By OICD Executive Director, Prof. Bruce White

The popularity of books such as Sapiens: A Brief History of Humankind by Yuval Noah Harari periodically thrust a key finding of the Human Sciences into the public spotlight: however convinced we might be by the idea that we live in ‘real’ communities of nations, cultures and ethnicities, these concepts of ourselves are simply the result of identity-projects built and maintained by other human beings.

For those encountering this truth for the first time, this sudden understanding of what goes on ‘behind-the-stage’ of everyday human existence can inspire the start of a spiritual journey as one seeks to provide a much fuller answer to the question, ‘who am I?’.

Spiritual journeying that questions the true nature of human belonging is certainly one possible option of what do we do with the knowledge that identities are constructions. Indeed, opening the black-box of identity and proving that it is illusory has often been a pursuit of spiritually inclined communities such as the Alevis religious community – the subject of an article by OICD intern Cristina Cusenza.

When thinking about other choices we have about what to do with the knowledge that identities are constructions, we may be under the illusion that all options must surely positively transform individuals and communities. It is frightening to discover, then, that the orchestrators of ethnic cleansing and genocide are often well aware of the constructed nature of identities. Indeed, it is their sturdy grasp on the fact that identities are constructions that allows them to manipulate the cultural concepts that fuel divisive identities and create the conditions they need to assert power.

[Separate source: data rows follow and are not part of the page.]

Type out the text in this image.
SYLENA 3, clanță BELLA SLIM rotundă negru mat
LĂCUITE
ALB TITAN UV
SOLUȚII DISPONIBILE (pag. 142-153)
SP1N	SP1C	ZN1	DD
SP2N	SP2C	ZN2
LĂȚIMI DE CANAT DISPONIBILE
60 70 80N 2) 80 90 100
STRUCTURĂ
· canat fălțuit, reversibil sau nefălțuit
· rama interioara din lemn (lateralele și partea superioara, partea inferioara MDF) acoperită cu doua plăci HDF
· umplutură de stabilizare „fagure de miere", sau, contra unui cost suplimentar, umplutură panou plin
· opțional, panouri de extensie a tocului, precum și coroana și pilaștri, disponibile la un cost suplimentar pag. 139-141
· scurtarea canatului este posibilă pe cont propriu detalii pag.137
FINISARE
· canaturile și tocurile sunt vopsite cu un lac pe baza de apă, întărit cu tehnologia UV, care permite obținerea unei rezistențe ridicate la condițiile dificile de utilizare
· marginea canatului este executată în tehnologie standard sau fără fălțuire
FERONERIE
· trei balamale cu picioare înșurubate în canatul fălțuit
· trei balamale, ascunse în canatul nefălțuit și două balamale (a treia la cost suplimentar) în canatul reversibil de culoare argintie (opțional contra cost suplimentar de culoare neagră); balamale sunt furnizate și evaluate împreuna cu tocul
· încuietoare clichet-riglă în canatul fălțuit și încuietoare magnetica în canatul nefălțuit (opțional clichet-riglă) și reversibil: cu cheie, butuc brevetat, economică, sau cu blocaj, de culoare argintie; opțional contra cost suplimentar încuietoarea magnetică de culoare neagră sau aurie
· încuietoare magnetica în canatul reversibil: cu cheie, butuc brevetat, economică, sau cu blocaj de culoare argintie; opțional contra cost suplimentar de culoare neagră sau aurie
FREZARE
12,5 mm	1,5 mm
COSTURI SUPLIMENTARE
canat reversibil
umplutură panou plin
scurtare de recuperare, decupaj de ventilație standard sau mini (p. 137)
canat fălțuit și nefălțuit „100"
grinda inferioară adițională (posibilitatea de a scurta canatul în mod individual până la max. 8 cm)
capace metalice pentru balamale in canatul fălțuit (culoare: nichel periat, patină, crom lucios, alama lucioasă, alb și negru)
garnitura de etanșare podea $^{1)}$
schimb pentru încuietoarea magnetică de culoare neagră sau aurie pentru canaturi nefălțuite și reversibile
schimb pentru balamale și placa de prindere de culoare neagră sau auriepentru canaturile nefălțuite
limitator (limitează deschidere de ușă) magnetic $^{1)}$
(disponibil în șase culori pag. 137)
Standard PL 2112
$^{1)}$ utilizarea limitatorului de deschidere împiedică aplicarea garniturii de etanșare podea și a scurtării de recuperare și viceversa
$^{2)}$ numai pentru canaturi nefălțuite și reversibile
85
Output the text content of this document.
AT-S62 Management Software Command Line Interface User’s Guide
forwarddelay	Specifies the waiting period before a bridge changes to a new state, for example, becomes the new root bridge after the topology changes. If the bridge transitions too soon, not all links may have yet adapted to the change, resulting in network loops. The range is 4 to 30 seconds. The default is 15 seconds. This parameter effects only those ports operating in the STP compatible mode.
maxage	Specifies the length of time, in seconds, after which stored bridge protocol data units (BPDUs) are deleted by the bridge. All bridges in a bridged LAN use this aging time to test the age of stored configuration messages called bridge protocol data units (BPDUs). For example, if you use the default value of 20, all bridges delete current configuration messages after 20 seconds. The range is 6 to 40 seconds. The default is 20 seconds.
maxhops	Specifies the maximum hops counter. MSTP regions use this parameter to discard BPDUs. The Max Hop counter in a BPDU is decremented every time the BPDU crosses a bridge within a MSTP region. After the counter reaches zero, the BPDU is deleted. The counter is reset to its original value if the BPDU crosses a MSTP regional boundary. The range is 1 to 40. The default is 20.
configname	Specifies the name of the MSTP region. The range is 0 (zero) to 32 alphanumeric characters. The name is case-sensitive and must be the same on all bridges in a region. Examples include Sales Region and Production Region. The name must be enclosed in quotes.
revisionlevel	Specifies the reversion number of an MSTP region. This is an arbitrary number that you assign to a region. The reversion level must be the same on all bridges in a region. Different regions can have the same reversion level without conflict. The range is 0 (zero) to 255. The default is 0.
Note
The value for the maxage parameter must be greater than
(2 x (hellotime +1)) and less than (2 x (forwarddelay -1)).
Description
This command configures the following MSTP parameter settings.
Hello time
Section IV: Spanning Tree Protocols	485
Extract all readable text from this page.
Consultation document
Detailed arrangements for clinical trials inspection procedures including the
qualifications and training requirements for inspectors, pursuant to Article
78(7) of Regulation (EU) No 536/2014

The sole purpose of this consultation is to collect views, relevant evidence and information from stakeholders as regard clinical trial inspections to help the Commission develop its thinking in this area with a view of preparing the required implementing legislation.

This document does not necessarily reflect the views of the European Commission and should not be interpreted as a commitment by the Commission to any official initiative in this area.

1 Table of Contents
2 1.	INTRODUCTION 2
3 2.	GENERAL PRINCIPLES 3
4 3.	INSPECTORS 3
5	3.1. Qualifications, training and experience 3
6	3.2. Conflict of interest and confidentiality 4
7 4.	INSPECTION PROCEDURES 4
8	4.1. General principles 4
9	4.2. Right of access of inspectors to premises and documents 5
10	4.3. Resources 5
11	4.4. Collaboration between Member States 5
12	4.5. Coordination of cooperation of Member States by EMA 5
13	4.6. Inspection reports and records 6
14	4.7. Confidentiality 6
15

While the knowledge that identities are constructions can be used to prop-up divisive identity-projects, however, it may also be our most powerful tool in understanding how we might counter such attempts to divide populations. The proactive, systematic celebration of cultural pluralism, for example, can make a real impact on the countering of cultural divisions and the promotion of cohesion. And as so much of the world’s conflict is based on illusory forms of identity, such applications are potentially life-saving.

The plight of the Rohingya are an example where the conflict centres around an imagined notion of who people think they are and where they think they come from: “The communities do not share a national narrative about Arakan as their homeland, as the role of Muslims is not acknowledged in the Buddhist narrative and the role of the predominantly Buddhist civilization of Arakan is ignored in the Rohingya Muslim retelling of history” (Leider).

If we can find ways to offer new options and alternatives to such singular cultural narratives, we can harness the power of understanding that identities are not fixed but can shift and move into new configurations.

The options of what to do with the knowledge that identities are constructions are broad indeed.

I’d like to conclude with an option that the late anthropologist Clifford Geertz reflected upon. This option is merely to acknowledge that all people live in constructions, and that seeing ourselves and each other as doing so can connect us together in a genuine understanding of our common humanity.

To see ourselves as others see us, can be eye-opening.
To see others as sharing a nature with ourselves is the merest
decency. But it is from the far more difficult achievement of
seeing ourselves amongst others, as a local example of the forms
human life has locally taken, a case among cases, a world
among worlds, that the largeness of mind, without which
objectivity is self-congratulation and tolerance a sham, comes.